Les conseils d’Emilio Benedetti, Make-up Artist Yves Saint Laurent :

> Pour un look duo rose + rouge
1. On applique au doigt un fard crème rose profond sur la paupière mobile.
2. On donne du contraste avec un trait fin de crayon prune au ras des cils supérieurs et on intensifie le regard avec du mascara noir.
3. On coordonne avec un rouge à lèvre corail + un blush orangé.
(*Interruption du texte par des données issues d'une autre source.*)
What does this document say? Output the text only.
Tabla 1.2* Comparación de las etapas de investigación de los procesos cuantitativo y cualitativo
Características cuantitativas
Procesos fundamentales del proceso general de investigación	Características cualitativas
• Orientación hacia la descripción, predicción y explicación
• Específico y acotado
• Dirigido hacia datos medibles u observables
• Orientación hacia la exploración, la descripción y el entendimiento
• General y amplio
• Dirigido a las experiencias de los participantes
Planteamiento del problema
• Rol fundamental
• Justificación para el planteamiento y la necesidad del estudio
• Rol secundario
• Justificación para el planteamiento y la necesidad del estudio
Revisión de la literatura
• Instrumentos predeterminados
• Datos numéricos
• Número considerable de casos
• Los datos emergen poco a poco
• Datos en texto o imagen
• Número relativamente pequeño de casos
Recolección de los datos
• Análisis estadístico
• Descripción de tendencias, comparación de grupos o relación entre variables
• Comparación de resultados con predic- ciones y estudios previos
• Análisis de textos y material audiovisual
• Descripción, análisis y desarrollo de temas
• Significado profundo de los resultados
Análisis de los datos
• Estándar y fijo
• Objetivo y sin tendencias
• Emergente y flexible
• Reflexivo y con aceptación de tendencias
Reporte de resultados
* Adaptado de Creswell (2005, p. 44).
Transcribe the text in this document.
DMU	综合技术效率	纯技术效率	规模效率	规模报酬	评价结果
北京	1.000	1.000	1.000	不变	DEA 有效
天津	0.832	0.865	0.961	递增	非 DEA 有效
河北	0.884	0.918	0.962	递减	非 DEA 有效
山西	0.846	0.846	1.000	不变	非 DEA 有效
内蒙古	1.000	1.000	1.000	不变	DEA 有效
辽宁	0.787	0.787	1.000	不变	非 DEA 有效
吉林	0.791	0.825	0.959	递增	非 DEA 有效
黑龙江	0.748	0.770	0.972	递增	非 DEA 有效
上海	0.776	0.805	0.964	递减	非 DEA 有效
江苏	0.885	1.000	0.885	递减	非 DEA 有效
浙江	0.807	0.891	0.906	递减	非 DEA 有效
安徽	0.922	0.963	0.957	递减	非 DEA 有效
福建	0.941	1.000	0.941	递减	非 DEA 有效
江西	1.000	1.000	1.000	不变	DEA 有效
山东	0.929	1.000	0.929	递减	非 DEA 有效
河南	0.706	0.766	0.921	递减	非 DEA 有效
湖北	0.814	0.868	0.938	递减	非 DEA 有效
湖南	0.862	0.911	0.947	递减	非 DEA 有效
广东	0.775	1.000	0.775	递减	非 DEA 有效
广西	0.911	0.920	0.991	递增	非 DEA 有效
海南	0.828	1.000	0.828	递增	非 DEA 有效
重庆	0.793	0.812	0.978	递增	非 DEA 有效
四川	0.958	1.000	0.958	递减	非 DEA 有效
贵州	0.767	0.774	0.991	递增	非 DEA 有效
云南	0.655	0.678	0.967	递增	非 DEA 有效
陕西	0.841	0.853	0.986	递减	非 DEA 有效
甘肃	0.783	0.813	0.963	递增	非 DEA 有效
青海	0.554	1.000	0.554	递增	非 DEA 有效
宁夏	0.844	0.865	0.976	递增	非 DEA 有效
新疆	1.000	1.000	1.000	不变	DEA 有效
> Pour un look ton sur ton fuchsia
1. On laisse la paupière nue mais on travaille le dessous de l’oeil avec un crayon gras noir fondu avec une ombre poudre rose foncé.
2. On rehausse le haut des pommettes et des tempes avec un blush poudre rose frais.
3. On applique un rouge à lèvres fuchsia intense sur la bouche.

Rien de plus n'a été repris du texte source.